Em São Paulo, a prefeitura tem sido bastante criticada por alguns setores por conta da implantação de ciclovias e ciclofaixas. Um dos argumentos é de que elas são pouco utilizadas e, portanto, desnecessárias. O que deve ser levado em conta para projetá-las, a oferta ou a demanda?
Essa é uma questão que a engenharia de tráfego nos EUA responde com a frase “If you build it, they will come” (na tradução “Se você construir, eles virão”). Ou seja, é construindo que se vai gerar oferta e, logo, uma demanda. Como eu disse, apenas 0,4% das viagens diárias eram feitas em bicicleta no momento anterior à implantação das ciclorrutas, que são distintas por possuírem barreiras físicas entre os carros e as bicicletas. Ao todo, foram construídas 313 quilômetros conectando os pontos cardeais da cidade em vias de alto, médio e baixo fluxo de automóveis. No final do governo Peñalosa, esse número passou para 3%, chegando depois aos atuais 6%.
Mas como contornar as críticas?
Mais importante do que as críticas, é que essas infraestruturas oferecem uma opção de locomoção para uma massa crítica que não tem como comprar um carro ou muitas vezes pagar pelo serviço de transporte público todos os dias. As ciclovias e ciclofaixas são uma necessidade social, é contraproducente dizer que não se pode desenhá-las na cidade pois as pessoas não as usariam. Além disso, é importante ressaltar o quanto as pessoas podem se beneficiar delas em termos de qualidade de vida.
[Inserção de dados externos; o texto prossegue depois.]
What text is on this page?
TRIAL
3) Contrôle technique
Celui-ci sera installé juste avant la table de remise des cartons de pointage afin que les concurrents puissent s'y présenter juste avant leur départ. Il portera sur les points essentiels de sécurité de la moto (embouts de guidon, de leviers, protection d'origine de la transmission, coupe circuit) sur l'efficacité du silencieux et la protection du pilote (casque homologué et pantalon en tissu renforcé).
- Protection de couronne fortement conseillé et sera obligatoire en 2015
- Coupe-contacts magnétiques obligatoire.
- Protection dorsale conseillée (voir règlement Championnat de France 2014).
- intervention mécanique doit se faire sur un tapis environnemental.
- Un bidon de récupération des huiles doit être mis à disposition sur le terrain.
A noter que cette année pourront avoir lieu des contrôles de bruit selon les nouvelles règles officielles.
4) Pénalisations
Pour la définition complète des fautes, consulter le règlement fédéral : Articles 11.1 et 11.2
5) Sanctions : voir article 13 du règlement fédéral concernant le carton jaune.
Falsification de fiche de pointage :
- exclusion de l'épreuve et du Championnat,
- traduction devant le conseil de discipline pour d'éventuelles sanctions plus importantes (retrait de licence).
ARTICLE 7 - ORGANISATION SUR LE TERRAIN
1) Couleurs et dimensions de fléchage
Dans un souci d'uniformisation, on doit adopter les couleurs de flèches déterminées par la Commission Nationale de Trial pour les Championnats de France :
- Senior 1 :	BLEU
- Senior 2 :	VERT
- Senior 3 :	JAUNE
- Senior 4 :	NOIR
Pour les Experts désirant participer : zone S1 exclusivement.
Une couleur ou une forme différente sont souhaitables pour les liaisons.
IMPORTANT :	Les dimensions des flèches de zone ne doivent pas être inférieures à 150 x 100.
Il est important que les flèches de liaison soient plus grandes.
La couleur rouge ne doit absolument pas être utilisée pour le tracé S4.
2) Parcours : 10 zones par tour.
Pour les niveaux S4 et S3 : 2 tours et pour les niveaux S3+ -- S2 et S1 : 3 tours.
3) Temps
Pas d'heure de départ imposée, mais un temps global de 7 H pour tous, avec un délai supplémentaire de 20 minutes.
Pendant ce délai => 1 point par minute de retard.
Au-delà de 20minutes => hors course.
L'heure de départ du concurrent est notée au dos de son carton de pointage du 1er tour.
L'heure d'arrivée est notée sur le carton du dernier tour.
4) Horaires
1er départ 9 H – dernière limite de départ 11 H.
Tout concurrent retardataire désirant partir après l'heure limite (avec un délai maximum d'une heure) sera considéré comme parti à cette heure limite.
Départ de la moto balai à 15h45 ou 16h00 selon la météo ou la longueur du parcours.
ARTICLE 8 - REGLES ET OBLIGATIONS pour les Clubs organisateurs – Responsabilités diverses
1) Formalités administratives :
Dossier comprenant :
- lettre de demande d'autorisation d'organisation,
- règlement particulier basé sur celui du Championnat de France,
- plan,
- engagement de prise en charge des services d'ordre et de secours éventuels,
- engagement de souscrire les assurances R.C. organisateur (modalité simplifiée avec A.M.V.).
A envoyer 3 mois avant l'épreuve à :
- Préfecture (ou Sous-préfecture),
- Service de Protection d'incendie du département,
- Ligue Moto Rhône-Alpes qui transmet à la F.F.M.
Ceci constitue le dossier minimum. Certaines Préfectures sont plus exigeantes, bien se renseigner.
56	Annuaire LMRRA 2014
As bicicletas deixam as pessoas mais saudáveis, mais produtivas e menos estressadas. E por serem uma alternativa verde, ajudam a reduzir os níveis de poluição atmosférica e sonora na cidade. Por outro lado, já está comprovado nas grandes cidades globais que priorizar pedestres e ciclistas no planejamento urbano também traz um incremento para a economia e um aumento no consumo local. As pessoas passam mais tempo na rua, reparam mais nos comércios e lojas e acabam comprando mais. No final, é esse aspecto que convence os críticos, pois para muitos deles o carro ainda é um sinal de status também.
Na sua opinião, o que São Paulo pode aprender com Bogotá e melhorar em seu programa para os ciclistas e, no geral, para a mobilidade urbana?
Para uma cidade com oito milhões de habitantes, Bogotá tinha um sistema de transportes bastante informal antes do governo Peñalosa. Fizemos uma política integral para desestimular o uso dos veículos particulares, a começar pela construção do sistema BRT (Bus Rapid Transit), o Transmilenio, inspirado no Ligeirinho de Curitiba. Mais do que isso, oferecemos a possibilidade de integração entre os diferentes modais. Se a pessoa quer usar a bicicleta e o Transmilenio, ou deixar o carro em algum lugar e terminar o trajeto de ônibus, ela tem que poder. É vital oferecer isso.
Quando planejamos mobilidade, especialmente na América Latina, é preciso conceber o sistema como um corpo humano, lembrando que a maioria dos deslocamentos se dá das periferias para o centro e de volta nos horários do pico. De manhã, a cidade se contrai e, no final do dia, relaxa. Como um coração, é preciso que as vias estejam abertas. Os congestionamentos são artérias entupidas. O ganho de velocidade e capacidade no transporte público é o que funciona, pois é onde está a maioria das pessoas. É uma questão de lógica. Três carros levam geralmente três motoristas, um ônibus que ocupa o mesmo espaço na via leva mais de setenta.
De forma que funcione o programa de Fernando Haddad para São Paulo, é preciso que a cidade ofereça opções de integração, mais do que melhorar o desenho das faixas para ciclistas já implantadas em alguns locais. Ofertar, por exemplo, bicicletários de graça nos metrôs, descontos ou gratuidade para ciclistas no transporte público é uma forma de incentivar o uso misto de modais.
As faixas exclusivas são boas, mas não são o suficiente. Infelizmente, sem transporte público de massa eficiente, as ciclovias e ciclofaixas não vão funcionar.